Once more, thank you very much for your help!
Hi Kai,
Thank you for sharing the code! I have a little trouble running it and hope you could offer some help. Both the db file and csv file always have the first article missing. In the second row of a csv file, it would show nid and id correctly, but nothing for all other elements. Here is an example: 1,3m,,,,,,,,,,,,,,,,,,,,,,,
I am using Python 3.6.5 with Spyder.
Thank you!
Never mind. I found that for whatever reason, there are three spaces instead of one space in front of the first “HD”. Thank you anyway!
Dear Kai,
Thank you very much for sharing your code! However, I ran into some problems when running the codes. The output csv file only had part of the indexing right, and many sentences that start with break words (such as BUT, ALTHOUGH..) and the article contents were unorganized and spread out everywhere in the spreadsheet. Does it have something to do with my original RTF file? (My RTF file look quite different from yours with tables though I have followed exactly your instructions; Mine could be opened using Microsoft Word and there are pictures, ect. in it) How could I fix the problem? Thank you very much!

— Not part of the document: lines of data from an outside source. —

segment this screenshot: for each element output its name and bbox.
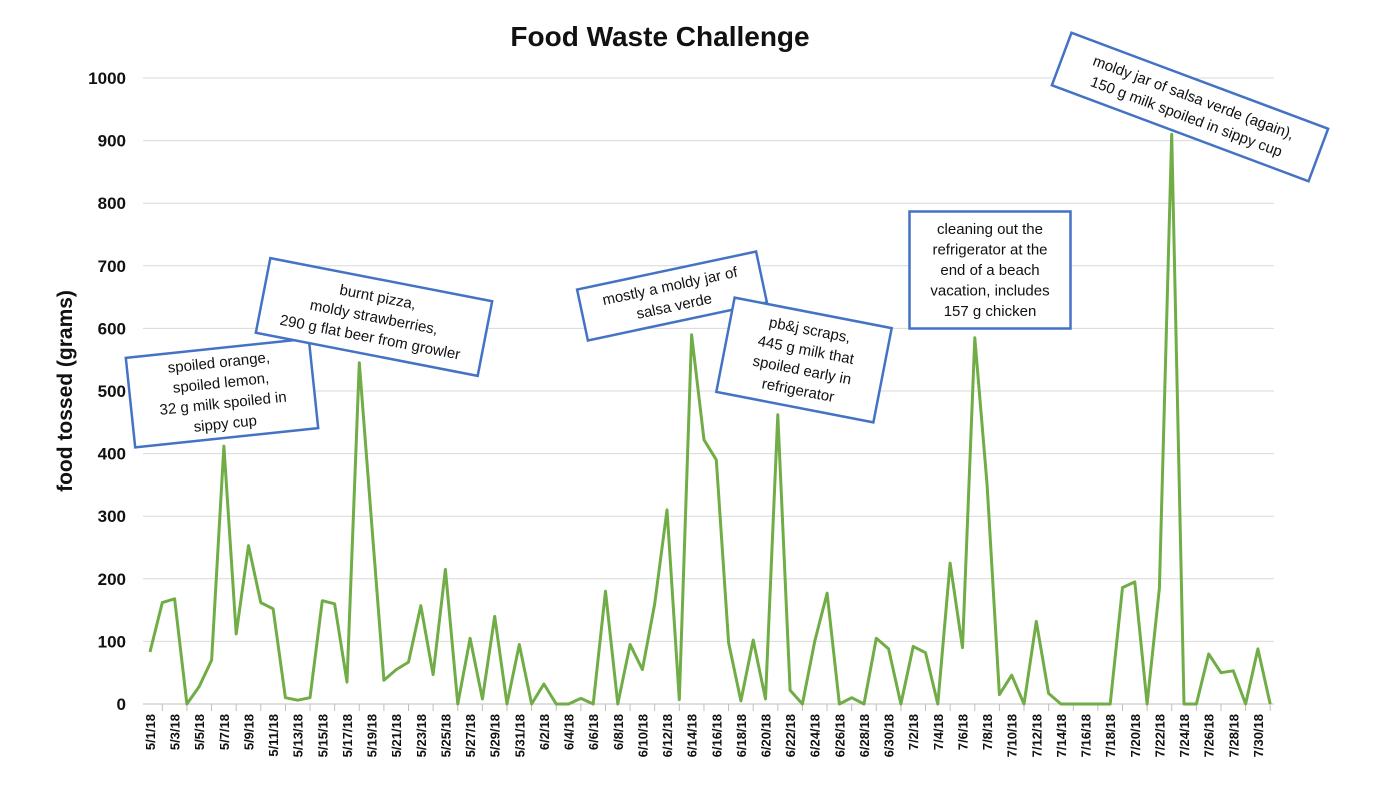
y-tick-label: 400 — [98, 445, 126, 464]
x-tick-label: 5/23/18 — [414, 714, 429, 757]
y-tick-label: 500 — [98, 382, 126, 401]
x-tick-label: 7/14/18 — [1054, 714, 1069, 757]
x-tick-label: 5/7/18 — [217, 714, 232, 750]
x-tick-label: 5/21/18 — [389, 714, 404, 757]
x-tick-label: 7/18/18 — [1103, 714, 1118, 757]
annotation-box: moldy jar of salsa verde (again),150 g m… — [1050, 31, 1330, 183]
x-tick-label: 5/17/18 — [340, 714, 355, 757]
x-tick-label: 5/9/18 — [241, 714, 256, 750]
x-tick-label: 5/29/18 — [488, 714, 503, 757]
x-tick-label: 6/26/18 — [832, 714, 847, 757]
y-tick-label: 700 — [98, 257, 126, 276]
x-tick-label: 5/1/18 — [143, 714, 158, 750]
annotation-text: end of a beach — [940, 262, 1039, 279]
annotation-text: 157 g chicken — [944, 303, 1037, 320]
x-tick-label: 5/13/18 — [291, 714, 306, 757]
y-tick-label: 0 — [117, 695, 126, 714]
y-axis-label: food tossed (grams) — [54, 290, 77, 492]
y-tick-label: 300 — [98, 507, 126, 526]
y-tick-label: 900 — [98, 132, 126, 151]
annotation-text: sippy cup — [193, 412, 258, 436]
annotation-box: cleaning out the refrigerator at the end o… — [908, 210, 1072, 330]
y-tick-labels: 0 100 200 300 400 500 600 700 800 900 1000 — [88, 69, 126, 714]
x-tick-label: 6/22/18 — [783, 714, 798, 757]
x-tick-label: 5/25/18 — [438, 714, 453, 757]
x-tick-label: 7/26/18 — [1202, 714, 1217, 757]
x-tick-label: 7/28/18 — [1226, 714, 1241, 757]
x-tick-label: 6/28/18 — [857, 714, 872, 757]
x-tick-label: 7/12/18 — [1029, 714, 1044, 757]
x-tick-label: 6/20/18 — [759, 714, 774, 757]
x-tick-label: 5/27/18 — [463, 714, 478, 757]
x-tick-label: 6/2/18 — [537, 714, 552, 750]
y-tick-label: 100 — [98, 632, 126, 651]
x-tick-label: 5/3/18 — [168, 714, 183, 750]
series-line — [148, 132, 1272, 706]
annotation-text: cleaning out the — [937, 221, 1043, 238]
x-tick-label: 7/4/18 — [931, 714, 946, 750]
annotation-text: vacation, includes — [930, 283, 1049, 300]
y-tick-label: 200 — [98, 570, 126, 589]
x-tick-label: 6/4/18 — [562, 714, 577, 750]
y-tick-label: 800 — [98, 194, 126, 213]
chart-title: Food Waste Challenge — [510, 21, 809, 52]
x-tick-label: 6/14/18 — [685, 714, 700, 757]
x-tick-label: 7/24/18 — [1177, 714, 1192, 757]
annotations: spoiled orange,spoiled lemon,32 g milk s… — [124, 31, 1330, 449]
y-tick-label: 600 — [98, 319, 126, 338]
x-tick-label: 7/20/18 — [1128, 714, 1143, 757]
x-tick-label: 5/31/18 — [512, 714, 527, 757]
x-tick-label: 5/15/18 — [315, 714, 330, 757]
x-tick-label: 5/11/18 — [266, 714, 281, 757]
x-tick-label: 7/16/18 — [1079, 714, 1094, 757]
annotation-box: spoiled orange,spoiled lemon,32 g milk s… — [124, 337, 320, 449]
annotation-text: refrigerator at the — [932, 242, 1047, 259]
x-tick-label: 6/18/18 — [734, 714, 749, 757]
x-tick-label: 6/10/18 — [635, 714, 650, 757]
x-tick-label: 5/19/18 — [365, 714, 380, 757]
x-tick-label: 6/24/18 — [808, 714, 823, 757]
x-tick-label: 6/16/18 — [709, 714, 724, 757]
x-tick-label: 7/6/18 — [955, 714, 970, 750]
y-tick-label: 1000 — [88, 69, 126, 88]
x-tick-label: 7/22/18 — [1152, 714, 1167, 757]
data-line — [148, 132, 1272, 706]
x-tick-label: 6/8/18 — [611, 714, 626, 750]
x-tick-label: 7/30/18 — [1251, 714, 1266, 757]
x-tick-label: 7/10/18 — [1005, 714, 1020, 757]
x-tick-label: 6/30/18 — [882, 714, 897, 757]
x-tick-label: 6/6/18 — [586, 714, 601, 750]
x-tick-labels: 5/1/18 5/3/18 5/5/18 5/7/18 5/9/18 5/11/18 5/1… — [143, 704, 1271, 757]
x-tick-label: 7/8/18 — [980, 714, 995, 750]
x-tick-label: 6/12/18 — [660, 714, 675, 757]
x-tick-label: 7/2/18 — [906, 714, 921, 750]
x-tick-label: 5/5/18 — [192, 714, 207, 750]
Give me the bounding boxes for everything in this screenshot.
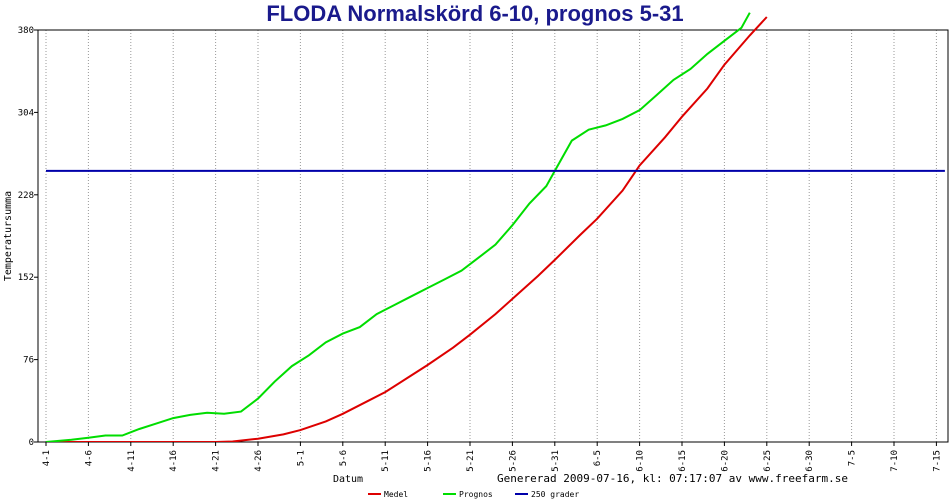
x-tick-label: 4-6 (84, 450, 94, 466)
y-tick-label: 152 (18, 273, 34, 283)
x-tick-label: 4-26 (254, 450, 264, 472)
x-tick-label: 4-11 (127, 450, 137, 472)
legend-label: 250 grader (531, 490, 579, 499)
x-tick-label: 5-6 (339, 450, 349, 466)
x-tick-label: 4-16 (169, 450, 179, 472)
x-tick-label: 4-21 (212, 450, 222, 472)
x-tick-label: 5-16 (424, 450, 434, 472)
y-axis-label: Temperatursumma (3, 191, 14, 281)
y-tick-label: 380 (18, 26, 34, 36)
x-tick-label: 5-1 (296, 450, 306, 466)
y-axis: 0 76 152 228 304 380 (18, 26, 38, 448)
series-group (45, 12, 945, 442)
series-line-medel (46, 16, 768, 442)
x-tick-label: 5-31 (551, 450, 561, 472)
series-line-prognos (45, 12, 751, 442)
y-tick-label: 76 (23, 356, 34, 366)
x-tick-label: 6-15 (678, 450, 688, 472)
y-tick-label: 304 (18, 108, 34, 118)
x-tick-label: 6-10 (636, 450, 646, 472)
y-tick-label: 228 (18, 191, 34, 201)
x-axis-label: Datum (333, 474, 363, 485)
x-tick-label: 5-21 (466, 450, 476, 472)
chart-title: FLODA Normalskörd 6-10, prognos 5-31 (266, 1, 683, 26)
legend-label: Medel (384, 490, 408, 499)
plot-frame (37, 29, 949, 443)
y-tick-label: 0 (29, 438, 34, 448)
x-tick-label: 5-26 (508, 450, 518, 472)
x-tick-label: 5-11 (381, 450, 391, 472)
x-tick-label: 6-5 (593, 450, 603, 466)
x-tick-label: 7-5 (848, 450, 858, 466)
x-axis: 4-1 4-6 4-11 4-16 4-21 4-26 5-1 5-6 5-11 5-16 5-21… (42, 442, 942, 472)
legend-label: Prognos (459, 490, 493, 499)
x-tick-label: 6-20 (720, 450, 730, 472)
x-tick-label: 6-25 (763, 450, 773, 472)
x-tick-label: 6-30 (805, 450, 815, 472)
x-tick-label: 7-10 (890, 450, 900, 472)
x-tick-label: 7-15 (932, 450, 942, 472)
footer-note: Genererad 2009-07-16, kl: 07:17:07 av ww… (497, 472, 848, 485)
x-tick-label: 4-1 (42, 450, 52, 466)
legend: Medel Prognos 250 grader (368, 490, 579, 499)
grid (45, 30, 937, 442)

Hi Grace, the Python program is very picky on RTF layout and you have to make it right. Or, you need to fine tune the program to adapt it to your downloads.
Dear Kai,
Thank you so much for your reply! I will try to do it on Mac and see if I can get the RTF layout right. I am also an Accounting PhD (about to graduate this year) and I greatly benefited from other materials on your websites as well. Thank you for your selfless help.
Is there something I can do to parse the articles which I have downloaded without the indexes by mistake?
Just dropping a comment to inquire if there is a workaround for downloading a large batch of news articles from Factiva. Any suggestions or shared experiences would be really helpful!